Geoffrey Pratt, the couple's solicitor, said: 'We completed the sale and purchase, but late on the day of completion, Barclays told us we were pounds 2,700 short on the telegraphic transfer of monies sent to them to redeem the mortgage.
'Barclays claim they faxed us the correct figures, but we did not receive them. I have written to Barclays complaining about the situation.'
The redemption figure should have been pounds 46,375.87 and not pounds 43,675.87 - two figures had been transposed.
Mr Langridge said: 'The money they want has been reallocated. The way I see it is that we completed and redeemed the mortgage. They accepted that amount.' After we spoke to Barclays, the lender had a change of heart.
A spokesman said: 'The figures were checked with us and Mr Langridge claims he did not receive the statement which was sent out.
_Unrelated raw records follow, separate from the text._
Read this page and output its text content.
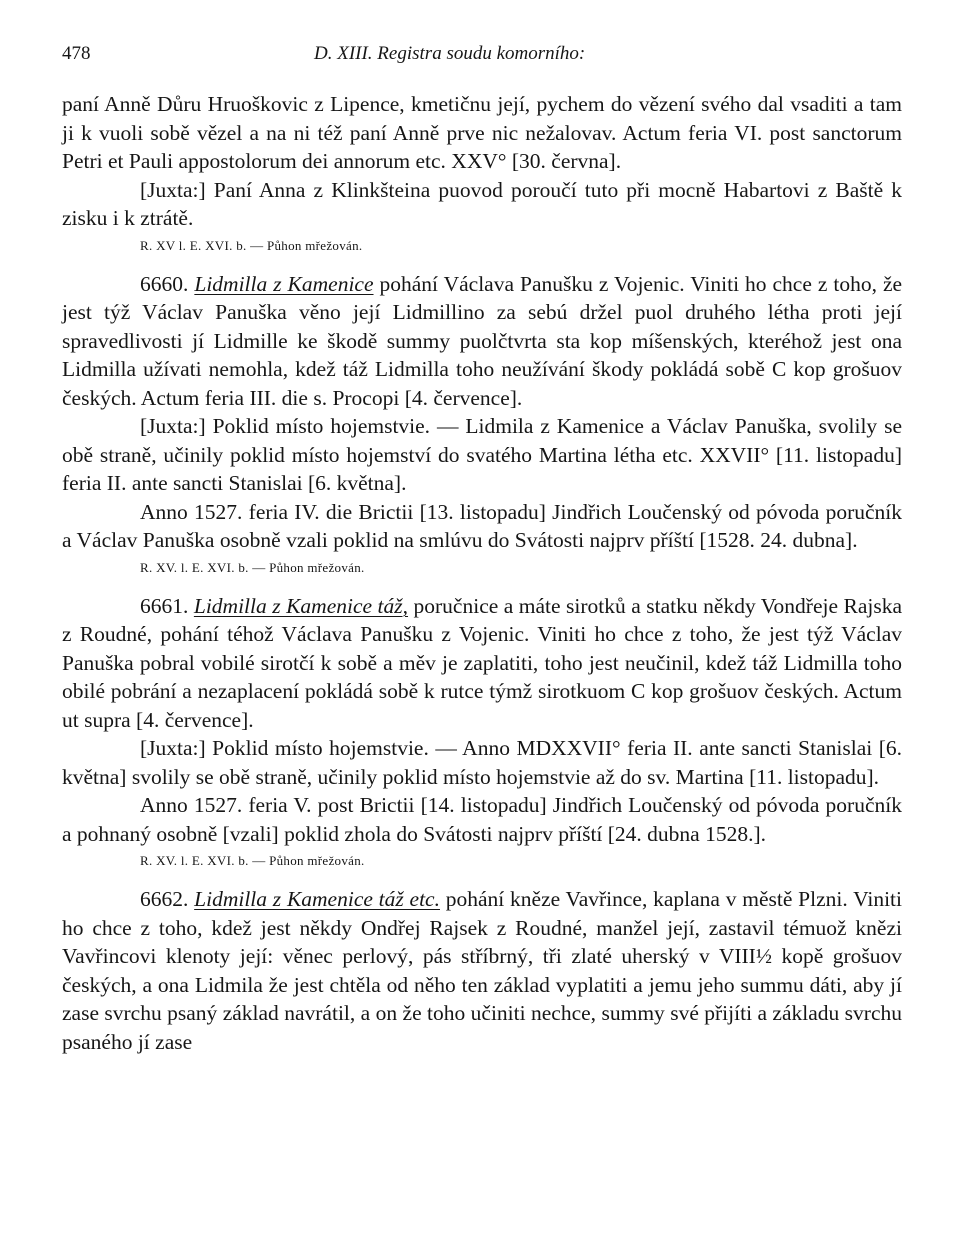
478	D. XIII. Registra soudu komorního:

paní Anně Důru Hruoškovic z Lipence, kmetičnu její, pychem do vězení svého dal vsaditi a tam ji k vuoli sobě vězel a na ni též paní Anně prve nic nežalovav. Actum feria VI. post sanctorum Petri et Pauli appostolorum dei annorum etc. XXV° [30. června].

[Juxta:] Paní Anna z Klinkšteina puovod poroučí tuto při mocně Habartovi z Baště k zisku i k ztrátě.

R. XV l. E. XVI. b. — Půhon mřežován.

6660. Lidmilla z Kamenice pohání Václava Panušku z Vojenic. Viniti ho chce z toho, že jest týž Václav Panuška věno její Lidmillino za sebú držel puol druhého létha proti její spravedlivosti jí Lidmille ke škodě summy puolčtvrta sta kop míšenských, kteréhož jest ona Lidmilla užívati nemohla, kdež táž Lidmilla toho neužívání škody pokládá sobě C kop grošuov českých. Actum feria III. die s. Procopi [4. července].

[Juxta:] Poklid místo hojemstvie. — Lidmila z Kamenice a Václav Panuška, svolily se obě straně, učinily poklid místo hojemství do svatého Martina létha etc. XXVII° [11. listopadu] feria II. ante sancti Stanislai [6. května].

Anno 1527. feria IV. die Brictii [13. listopadu] Jindřich Loučenský od póvoda poručník a Václav Panuška osobně vzali poklid na smlúvu do Svátosti najprv příští [1528. 24. dubna].

R. XV. l. E. XVI. b. — Půhon mřežován.

6661. Lidmilla z Kamenice táž, poručnice a máte sirotků a statku někdy Vondřeje Rajska z Roudné, pohání téhož Václava Panušku z Vojenic. Viniti ho chce z toho, že jest týž Václav Panuška pobral vobilé sirotčí k sobě a měv je zaplatiti, toho jest neučinil, kdež táž Lidmilla toho obilé pobrání a nezaplacení pokládá sobě k rutce týmž sirotkuom C kop grošuov českých. Actum ut supra [4. července].

[Juxta:] Poklid místo hojemstvie. — Anno MDXXVII° feria II. ante sancti Stanislai [6. května] svolily se obě straně, učinily poklid místo hojemstvie až do sv. Martina [11. listopadu].

Anno 1527. feria V. post Brictii [14. listopadu] Jindřich Loučenský od póvoda poručník a pohnaný osobně [vzali] poklid zhola do Svátosti najprv příští [24. dubna 1528.].

R. XV. l. E. XVI. b. — Půhon mřežován.

6662. Lidmilla z Kamenice táž etc. pohání kněze Vavřince, kaplana v městě Plzni. Viniti ho chce z toho, kdež jest někdy Ondřej Rajsek z Roudné, manžel její, zastavil témuož knězi Vavřincovi klenoty její: věnec perlový, pás stříbrný, tři zlaté uherský v VIII½ kopě grošuov českých, a ona Lidmila že jest chtěla od něho ten základ vyplatiti a jemu jeho summu dáti, aby jí zase svrchu psaný základ navrátil, a on že toho učiniti nechce, summy své přijíti a základu svrchu psaného jí zase
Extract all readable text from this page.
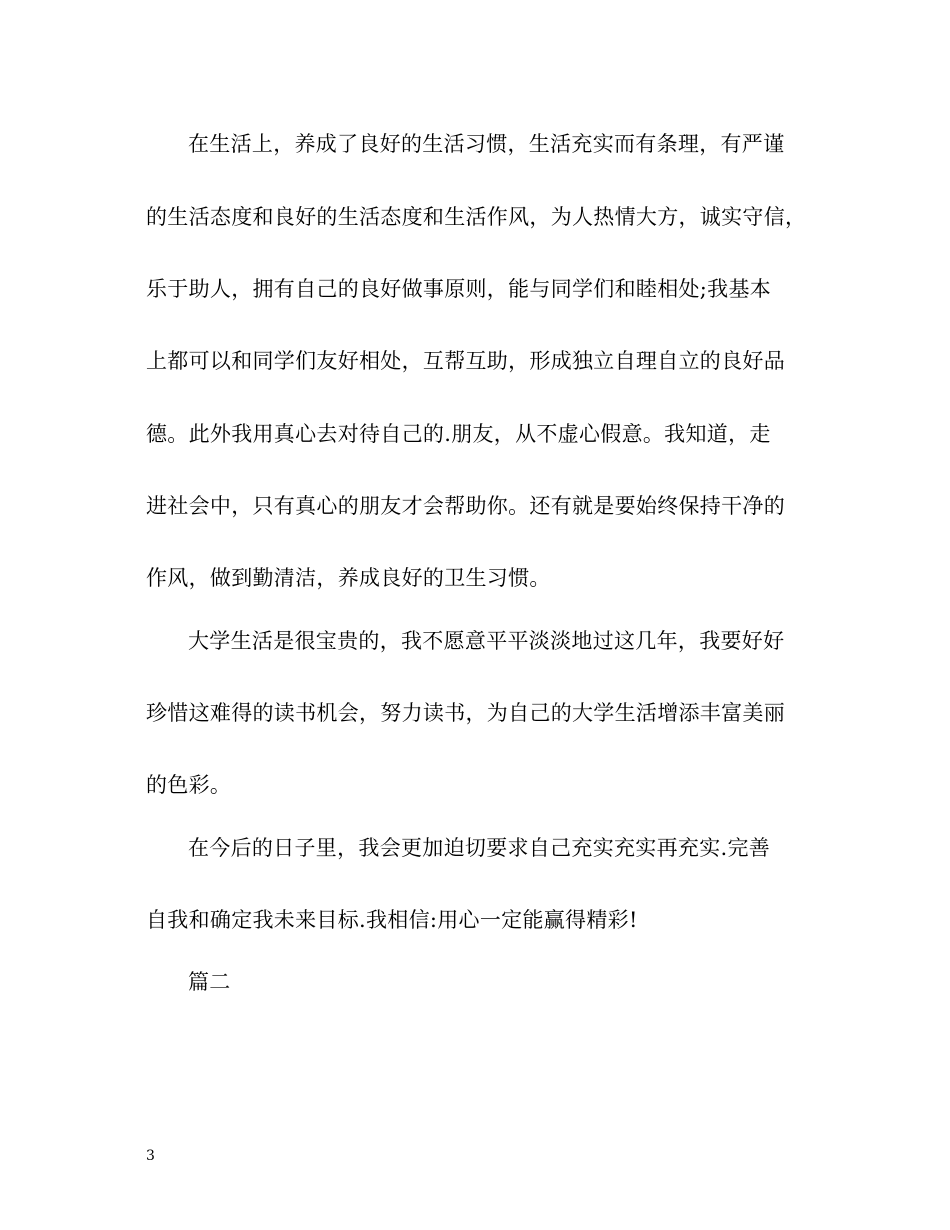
在生活上，养成了良好的生活习惯，生活充实而有条理，有严谨
的生活态度和良好的生活态度和生活作风，为人热情大方，诚实守信，
乐于助人，拥有自己的良好做事原则，能与同学们和睦相处;我基本
上都可以和同学们友好相处，互帮互助，形成独立自理自立的良好品
德。此外我用真心去对待自己的.朋友，从不虚心假意。我知道，走
进社会中，只有真心的朋友才会帮助你。还有就是要始终保持干净的
作风，做到勤清洁，养成良好的卫生习惯。
大学生活是很宝贵的，我不愿意平平淡淡地过这几年，我要好好
珍惜这难得的读书机会，努力读书，为自己的大学生活增添丰富美丽
的色彩。
在今后的日子里，我会更加迫切要求自己充实充实再充实.完善
自我和确定我未来目标.我相信:用心一定能赢得精彩!
篇二
3
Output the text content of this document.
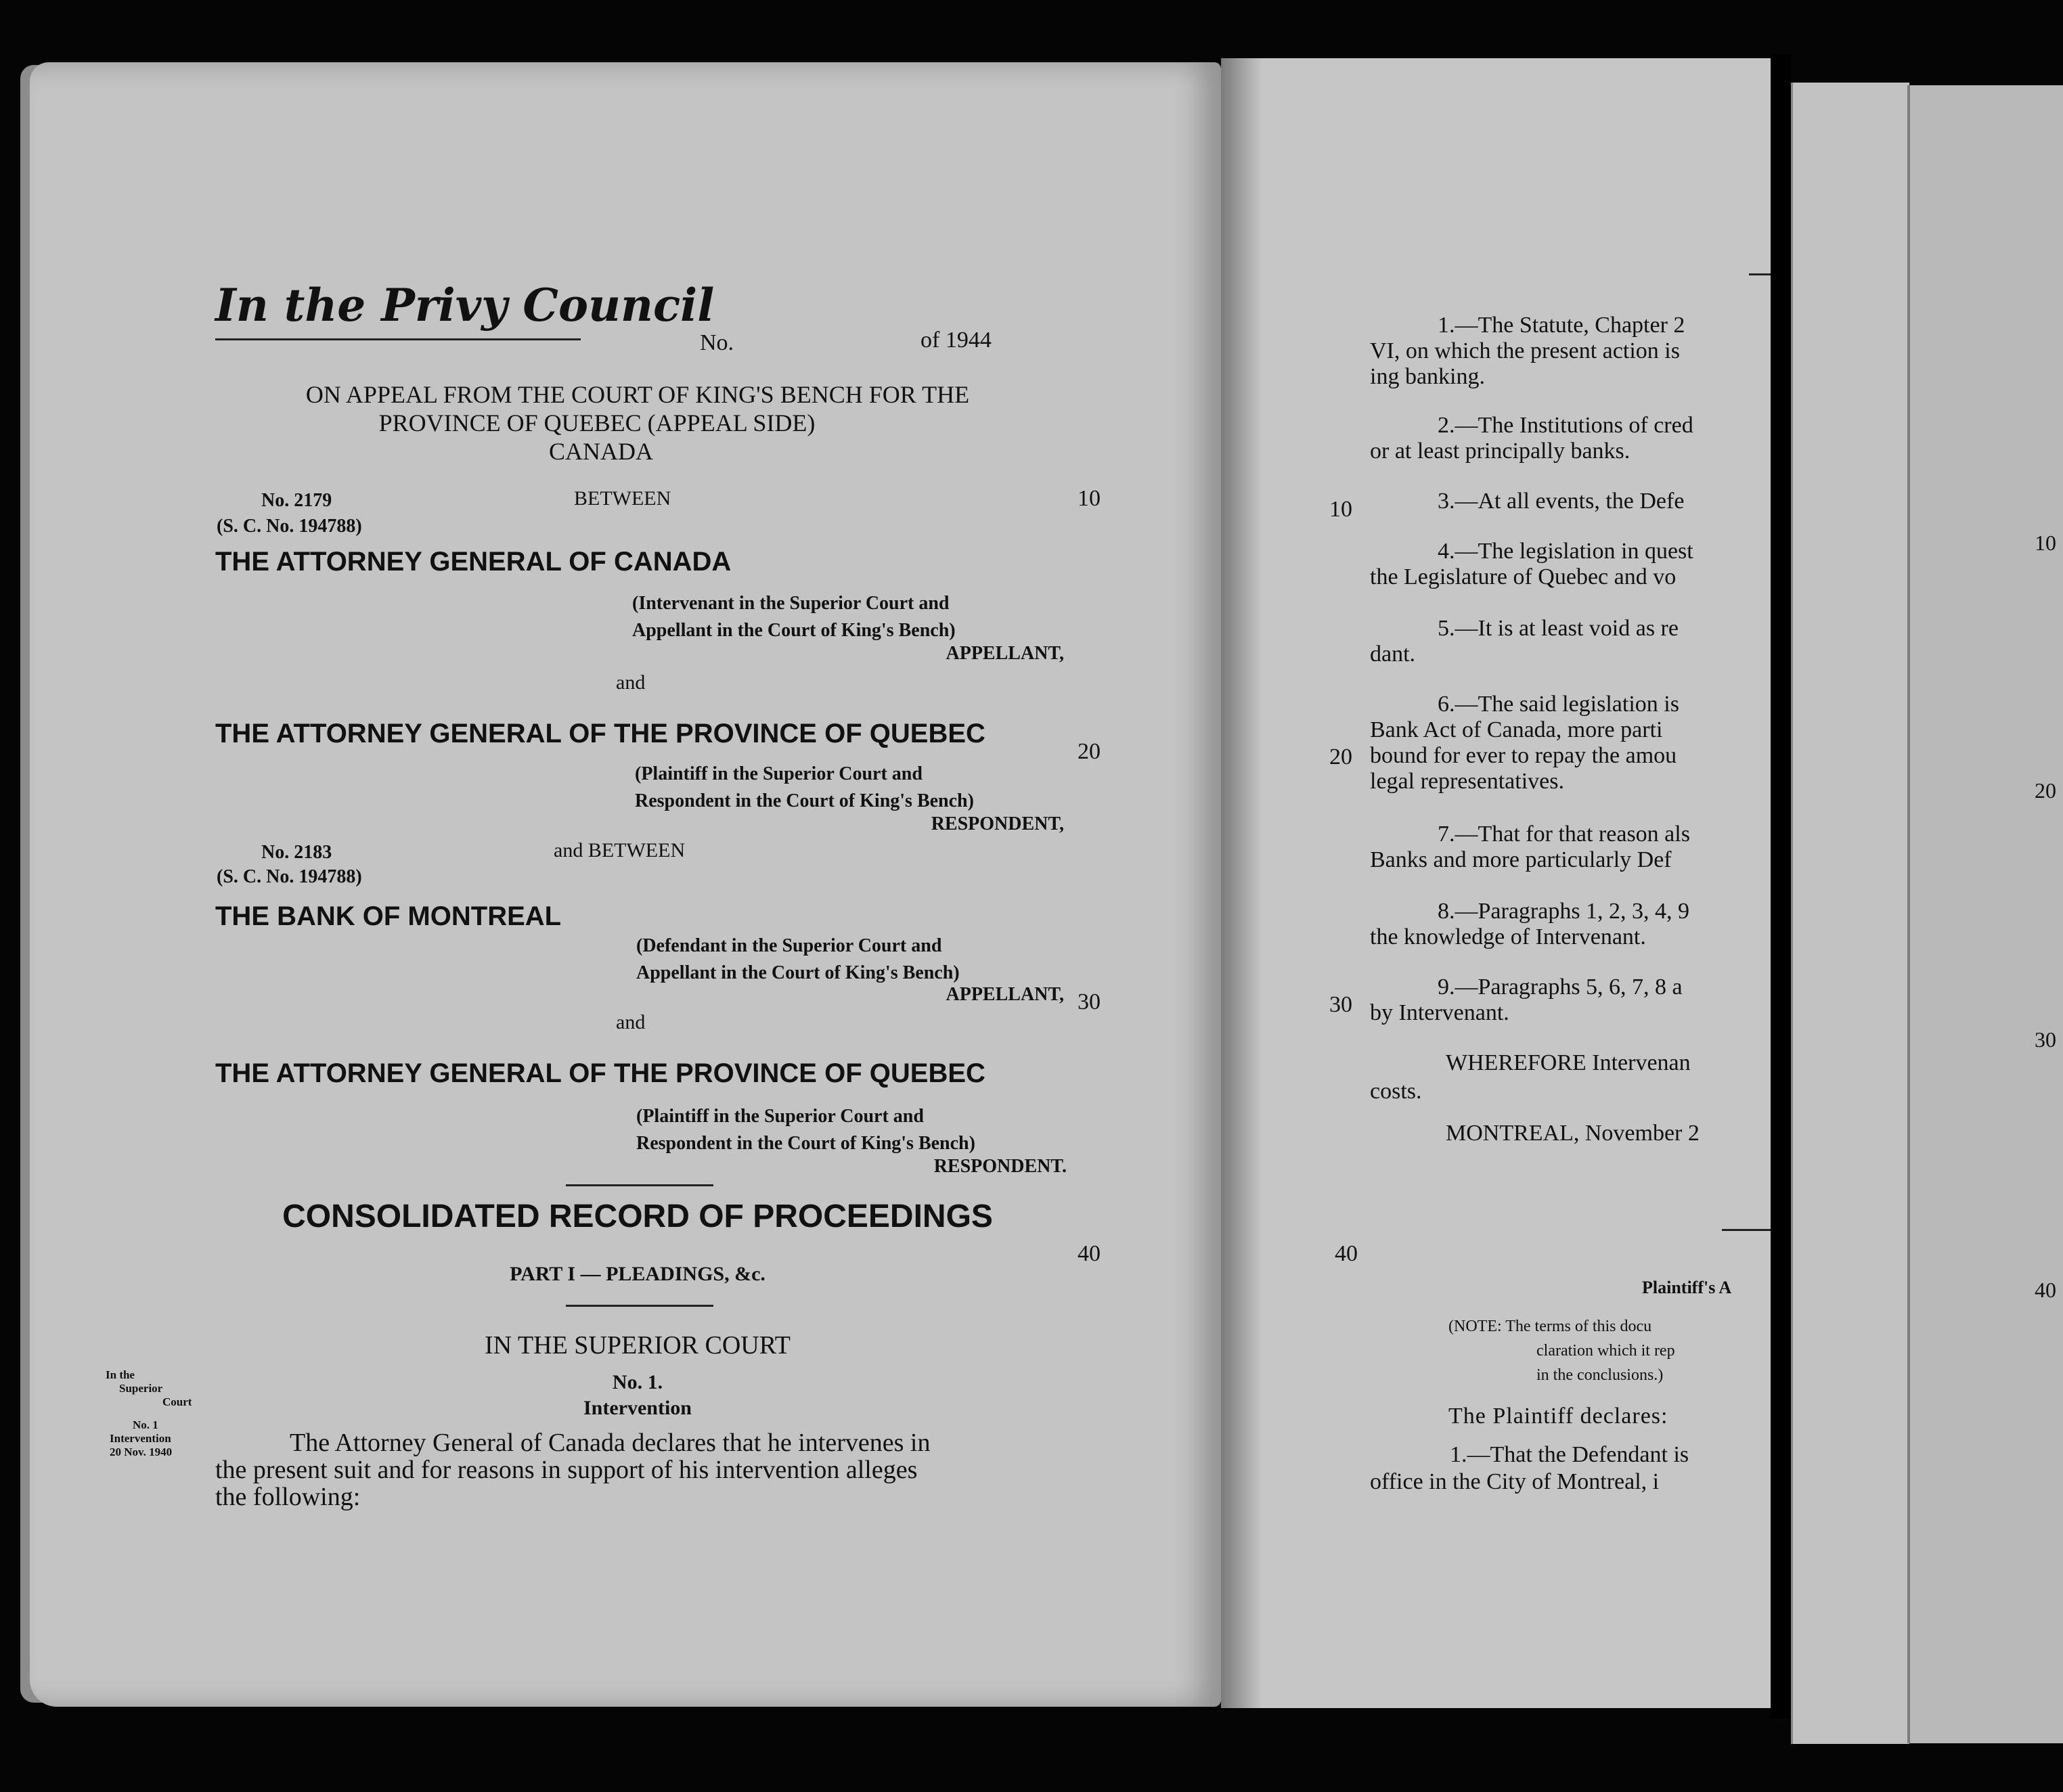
In the Privy Council
No.	of 1944
ON APPEAL FROM THE COURT OF KING'S BENCH FOR THE
PROVINCE OF QUEBEC (APPEAL SIDE)
CANADA
No. 2179
(S. C. No. 194788)
BETWEEN
THE ATTORNEY GENERAL OF CANADA
(Intervenant in the Superior Court and
Appellant in the Court of King's Bench)
APPELLANT,
and
THE ATTORNEY GENERAL OF THE PROVINCE OF QUEBEC
(Plaintiff in the Superior Court and
Respondent in the Court of King's Bench)
RESPONDENT,
No. 2183
(S. C. No. 194788)
and BETWEEN
THE BANK OF MONTREAL
(Defendant in the Superior Court and
Appellant in the Court of King's Bench)
APPELLANT,
and
THE ATTORNEY GENERAL OF THE PROVINCE OF QUEBEC
(Plaintiff in the Superior Court and
Respondent in the Court of King's Bench)
RESPONDENT.
CONSOLIDATED RECORD OF PROCEEDINGS
PART I — PLEADINGS, &c.
IN THE SUPERIOR COURT
No. 1.
Intervention
In the
Superior
Court
No. 1
Intervention
20 Nov. 1940	The Attorney General of Canada declares that he intervenes in
the present suit and for reasons in support of his intervention alleges
the following:
10
20
30
40
1.—The Statute, Chapter 2
VI, on which the present action is
ing banking.
2.—The Institutions of cred
or at least principally banks.
3.—At all events, the Defe
4.—The legislation in quest
the Legislature of Quebec and vo
5.—It is at least void as re
dant.
6.—The said legislation is
Bank Act of Canada, more parti
bound for ever to repay the amou
legal representatives.
7.—That for that reason als
Banks and more particularly Def
8.—Paragraphs 1, 2, 3, 4, 9
the knowledge of Intervenant.
9.—Paragraphs 5, 6, 7, 8 a
by Intervenant.
WHEREFORE Intervenan
costs.
MONTREAL, November 2
Plaintiff's A
(NOTE: The terms of this docu
claration which it rep
in the conclusions.)
The Plaintiff declares:
1.—That the Defendant is
office in the City of Montreal, i
10
20
30
40
10
20
30
40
In the circumstances, we are prepared to write off the pounds 2,700.'
The couple and their solicitor are delighted. But Barclays' benevolence is not a go-ahead for other borrowers to assume that lenders will not pursue them for a shortfall.
If, for example, the redemption statement is wrong because you cancelled a direct debit payment too early, the lender can justifiably look to you for the debt.
If you are the innocent party to a lender's mistake, it will undoubtedly try to pursue you for the money, but the legal situation is far less clear.
John Samson, property partner with the solicitors Nabarro Nathanson, said: 'Every lender knows that a request for redemption figures will be taken as a statement of how much is required.
'If it was a major and obvious mistake, the borrower cannot reasonably rely on the figure. But if the mistake is less obvious then although the lender may have the right to demand payment, the borrower can claim that the lender gave an implicit promise to redeem on the basis of that figure.
'The scenario has not been fully tested in the courts, but it is likely that a lender who unwittingly gave an incorrect figure, in the knowledge that it is being relied upon, will be unable to correct the situation at a later date.'
Another problem with an incorrect mortgage redemption figure is that it can prove troublesome for the seller's solicitor. The lender may try to withhold the document that releases the mortgage until the extra money is paid.
The Council of Mortgage Lenders says the lender 'should discharge the mortgage'. However, although it might agree to release the property, the borrower could still be made liable for the balance as a personal debt.